9 Ekim 2011 Pazar

Anın farkında mısınız?


Anın farkında mısınız?Geçen gün, Londra’da psikolog olarak çalışan ve haftanın pek çok günü, genç yaşına rağmen televizyonlarda mesleğiyle ilgili konuşmalar yaparak göğsümüzü kabartan psikolog Özden Bayraktar’la konuşuyordum. Konu, kimsenin anı yaşayamadığı, geceleri ileride olacakları düşünüp veya geçmişin pişmanlıkları içinde boğulup uykusuz kalındığını, günlerinse yorgunluk ve düşünce karmaşası içinde geçtiğiydi. Özden, kısa süre önce konuyla ilgili, Londra’da yaşadıklarını hatırlayarak, şunları anlattı, aynen aktarıyorum: “Tate Britain Sergi Salonu’nda, uzaktan duyduğum nefis bir melodiye doğru yürüdüm. İlerideki büyük odanın içinden yükselen Bach’ın melodisi daha sonra yerini bir kilise müziğinin sihirine bıraktı. Ve işte o odada, büyük bir ekranda oynayan görüntülere takılıp kaldım.

İçinde yaşadığınız ana ait olmayan düşüncelerin, sizi uzaklara götürmesine izin vermeyin.

Beklediğim hareket gelmedi
Karşımdaki görüntü, bir havaalanından çıkan insanların görüntüsüydü.

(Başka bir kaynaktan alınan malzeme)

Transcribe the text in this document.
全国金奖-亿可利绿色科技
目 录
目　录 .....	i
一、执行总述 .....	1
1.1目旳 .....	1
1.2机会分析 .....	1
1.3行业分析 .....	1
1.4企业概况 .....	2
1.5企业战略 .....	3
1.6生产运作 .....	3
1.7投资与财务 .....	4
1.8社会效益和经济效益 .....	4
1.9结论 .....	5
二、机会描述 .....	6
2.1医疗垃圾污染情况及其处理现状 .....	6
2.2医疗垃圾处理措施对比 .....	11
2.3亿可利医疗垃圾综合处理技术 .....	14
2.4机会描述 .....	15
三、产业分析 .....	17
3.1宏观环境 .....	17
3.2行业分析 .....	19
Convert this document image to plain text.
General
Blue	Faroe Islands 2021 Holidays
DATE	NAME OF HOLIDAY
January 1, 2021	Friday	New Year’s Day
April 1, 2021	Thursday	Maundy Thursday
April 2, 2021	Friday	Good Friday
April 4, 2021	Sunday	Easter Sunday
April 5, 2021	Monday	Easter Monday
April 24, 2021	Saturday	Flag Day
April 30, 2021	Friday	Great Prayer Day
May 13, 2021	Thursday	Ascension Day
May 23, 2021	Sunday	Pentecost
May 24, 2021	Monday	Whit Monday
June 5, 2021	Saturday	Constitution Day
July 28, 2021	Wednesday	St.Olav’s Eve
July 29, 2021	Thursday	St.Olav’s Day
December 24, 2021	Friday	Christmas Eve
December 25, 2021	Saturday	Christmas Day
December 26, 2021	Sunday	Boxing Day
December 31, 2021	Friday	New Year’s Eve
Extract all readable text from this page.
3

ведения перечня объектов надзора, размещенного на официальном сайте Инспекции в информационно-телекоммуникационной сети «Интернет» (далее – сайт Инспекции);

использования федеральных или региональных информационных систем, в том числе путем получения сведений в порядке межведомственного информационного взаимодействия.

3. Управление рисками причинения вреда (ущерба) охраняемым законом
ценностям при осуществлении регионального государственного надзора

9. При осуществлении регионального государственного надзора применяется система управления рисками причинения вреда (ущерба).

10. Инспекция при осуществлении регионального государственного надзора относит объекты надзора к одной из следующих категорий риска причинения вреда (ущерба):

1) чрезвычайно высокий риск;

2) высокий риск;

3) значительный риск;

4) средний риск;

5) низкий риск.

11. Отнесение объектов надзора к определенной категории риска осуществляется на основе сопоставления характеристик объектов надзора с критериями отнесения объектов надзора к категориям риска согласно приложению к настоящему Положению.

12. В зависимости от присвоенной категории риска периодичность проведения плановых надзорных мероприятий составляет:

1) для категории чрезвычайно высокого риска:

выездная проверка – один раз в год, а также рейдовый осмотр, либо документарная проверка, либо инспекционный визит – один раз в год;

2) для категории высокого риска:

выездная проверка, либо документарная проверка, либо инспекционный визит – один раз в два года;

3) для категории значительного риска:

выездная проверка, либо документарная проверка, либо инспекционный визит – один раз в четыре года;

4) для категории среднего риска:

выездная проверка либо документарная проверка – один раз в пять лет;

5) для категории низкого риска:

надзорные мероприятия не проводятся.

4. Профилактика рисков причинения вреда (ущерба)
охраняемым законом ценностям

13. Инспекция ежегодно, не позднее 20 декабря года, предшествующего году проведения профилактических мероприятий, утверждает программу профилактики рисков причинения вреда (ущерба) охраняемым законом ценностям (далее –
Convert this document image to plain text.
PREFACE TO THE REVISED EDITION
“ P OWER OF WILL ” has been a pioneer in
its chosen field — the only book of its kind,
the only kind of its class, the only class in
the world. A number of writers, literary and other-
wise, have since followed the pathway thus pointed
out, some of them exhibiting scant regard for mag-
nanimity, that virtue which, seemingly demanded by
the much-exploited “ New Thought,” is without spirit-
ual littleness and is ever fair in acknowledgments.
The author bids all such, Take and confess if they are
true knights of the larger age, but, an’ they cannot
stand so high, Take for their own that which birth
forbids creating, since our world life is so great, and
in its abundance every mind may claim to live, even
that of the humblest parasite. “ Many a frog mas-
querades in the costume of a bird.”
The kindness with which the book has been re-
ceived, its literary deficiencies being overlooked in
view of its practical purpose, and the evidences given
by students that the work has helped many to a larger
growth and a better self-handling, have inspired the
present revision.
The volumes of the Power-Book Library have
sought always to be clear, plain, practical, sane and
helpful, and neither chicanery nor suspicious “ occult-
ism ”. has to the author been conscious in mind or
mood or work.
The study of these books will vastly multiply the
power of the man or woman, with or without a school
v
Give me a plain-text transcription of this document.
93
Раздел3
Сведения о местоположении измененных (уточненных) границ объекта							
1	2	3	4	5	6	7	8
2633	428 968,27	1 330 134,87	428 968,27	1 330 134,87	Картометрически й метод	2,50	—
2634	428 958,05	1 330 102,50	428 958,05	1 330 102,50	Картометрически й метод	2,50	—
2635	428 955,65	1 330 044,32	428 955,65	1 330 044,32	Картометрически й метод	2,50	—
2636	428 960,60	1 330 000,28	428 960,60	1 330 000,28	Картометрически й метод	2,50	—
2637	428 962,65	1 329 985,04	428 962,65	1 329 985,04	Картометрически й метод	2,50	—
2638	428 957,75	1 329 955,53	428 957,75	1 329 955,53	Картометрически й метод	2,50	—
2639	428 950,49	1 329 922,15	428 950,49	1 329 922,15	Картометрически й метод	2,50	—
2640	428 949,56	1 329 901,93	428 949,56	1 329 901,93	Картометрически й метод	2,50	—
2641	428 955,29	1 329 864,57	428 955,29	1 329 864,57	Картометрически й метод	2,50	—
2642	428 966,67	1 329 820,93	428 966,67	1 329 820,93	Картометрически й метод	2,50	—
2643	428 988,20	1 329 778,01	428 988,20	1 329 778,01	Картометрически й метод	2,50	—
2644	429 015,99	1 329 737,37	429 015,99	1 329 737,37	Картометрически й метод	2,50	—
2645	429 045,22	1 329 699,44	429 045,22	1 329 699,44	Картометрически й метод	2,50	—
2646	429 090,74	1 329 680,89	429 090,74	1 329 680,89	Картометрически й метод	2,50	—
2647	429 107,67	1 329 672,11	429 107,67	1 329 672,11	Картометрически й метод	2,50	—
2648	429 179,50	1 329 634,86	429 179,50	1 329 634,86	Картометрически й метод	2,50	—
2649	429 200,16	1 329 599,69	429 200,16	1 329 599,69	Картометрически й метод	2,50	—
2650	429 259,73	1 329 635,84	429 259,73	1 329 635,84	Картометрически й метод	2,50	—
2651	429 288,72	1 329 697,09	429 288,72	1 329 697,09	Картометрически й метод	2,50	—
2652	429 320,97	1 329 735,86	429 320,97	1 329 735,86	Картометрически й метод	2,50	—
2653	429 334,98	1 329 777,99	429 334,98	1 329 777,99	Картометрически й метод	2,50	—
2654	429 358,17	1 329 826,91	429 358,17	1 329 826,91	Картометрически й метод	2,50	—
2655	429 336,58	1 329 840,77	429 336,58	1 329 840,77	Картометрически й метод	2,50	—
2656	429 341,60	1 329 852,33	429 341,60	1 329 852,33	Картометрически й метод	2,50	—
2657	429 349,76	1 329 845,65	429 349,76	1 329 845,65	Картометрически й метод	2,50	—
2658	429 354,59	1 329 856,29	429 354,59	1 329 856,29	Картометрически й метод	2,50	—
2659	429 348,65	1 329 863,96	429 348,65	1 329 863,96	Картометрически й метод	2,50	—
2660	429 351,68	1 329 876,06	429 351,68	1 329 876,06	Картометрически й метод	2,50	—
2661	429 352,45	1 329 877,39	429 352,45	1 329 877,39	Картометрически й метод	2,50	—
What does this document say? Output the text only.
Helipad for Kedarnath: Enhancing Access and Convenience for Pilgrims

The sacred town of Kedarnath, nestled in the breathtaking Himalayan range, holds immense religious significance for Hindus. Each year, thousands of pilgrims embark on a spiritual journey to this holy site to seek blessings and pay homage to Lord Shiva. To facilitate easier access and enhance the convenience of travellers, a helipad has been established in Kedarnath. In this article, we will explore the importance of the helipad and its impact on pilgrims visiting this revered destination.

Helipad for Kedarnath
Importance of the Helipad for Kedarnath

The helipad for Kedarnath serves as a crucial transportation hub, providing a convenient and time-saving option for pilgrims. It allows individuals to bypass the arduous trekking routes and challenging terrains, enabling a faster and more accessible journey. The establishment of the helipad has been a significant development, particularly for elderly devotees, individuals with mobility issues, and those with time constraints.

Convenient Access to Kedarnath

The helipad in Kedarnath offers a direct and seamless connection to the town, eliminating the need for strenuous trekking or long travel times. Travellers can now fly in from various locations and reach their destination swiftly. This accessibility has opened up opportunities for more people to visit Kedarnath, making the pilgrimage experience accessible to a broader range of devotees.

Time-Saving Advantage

Yavaş çekim ve bu etkili müzikle, insanların hareketleri, adımları, vücut salınımları, her anları öylesine büyüleyici görünüyordu ki! Birkaç dakika seyrettikten sonra daha çok hareket içeren bir kare gelecek , bir şey olacak diye beklediğimi fark ettim. Halbuki yanılmıştım! Hiçbir değişiklik olmuyordu. Aslında herkesin en ufak bir hareketi, adımı, dokunuşu veya tanıdığıyla kucaklaşması zaten kendi içinde bir hareketti. Aslında her anımız ve yaptığımız, yaşamdaki ufacık duruşumuz, o an için ne kadar da değerli ve önemliydi! Hiçbir özel dönüm noktasına ihtiyacımız yok aslında, her anın kıymetini bilerek, sakin ve içsel huzurumuzla yaşadığımız her an bir sanat eseriydi kendi başına. Bu kısa filmin yansıtıldığı ekrana bakakalmıştım! Müthiş bir farkındalık ve hatırlatma anıydı benim için. Bu konuyla ilgili 2010 yılında Harvard Üniversitesi’nde iki bin 250 kişiyle yapılan bir araştırmada, kişilerin günlerin yarısından çoğunu, zihinleri başka bir yerde olarak geçirdikleri tespit edilmiş. Daha açık bir şekilde, kişiler anın içinde olmaktan çok, geçmiş ya da gelecekle ilgili düşünerek, kendilerini yaptıkları işe veremiyor, anı yaşayamıyor.”
ANI YAKALAMAK iÇiN
1-Anın içinde sadece tek bir iş yapın. Tek bir işe konsantre olursak, o işi tam anlamıyla yaşarız. (Örneğin yemek hazırlarken, telefonla konuşmamak gibi.)
2-Bir işi yaparken farkındalık içinde yapın. Örneğin yemek yerken lokmalarımızın farkında olmak, yemeğin tadına daha çok varmamızı sağlar, doyduğumuzu anlamamıza yardımcı olur.
3-Kendize dijital detoks uygulayın. Sürekli olarak eposta ve mesajlarla rahatsız ediliyor olmak bizleri anın içinde yaşamaktan alıkoyuyor, devamlı başka yönlere çekiliyoruz ve farkında olmadan müthiş yoruluyoruz. Bu yüzden her hafta bir gün veya gün içinde bazı saatler kendinize ‘dijital detoks’ uygulayın.
4-Farkındalık yürüyüşüne çıkın. Haftada en az bir kere tüm duyu organlarınıza dikkatinizi vererek yürüyüşe çıkın. Çevrenizdekileri dikkatle görün, dokunabildiklerinize dokunun, adımlarınıza ve nasıl adım attığınıza dikkat edin, çevrenizdeki kokulara odaklanın, sesleri dinleyin, yaşayın her şeyi. Zihin ve bedeninin aynı yerde olmasını, birlikte anı yaşamasını sağlayın.
5-İletişimde olduğunuz kişilerle beraberken, tüm dikkatinizi onlara verin, gözlerinin içine bakın ve tüm algılarınızla onlarla beraber olun!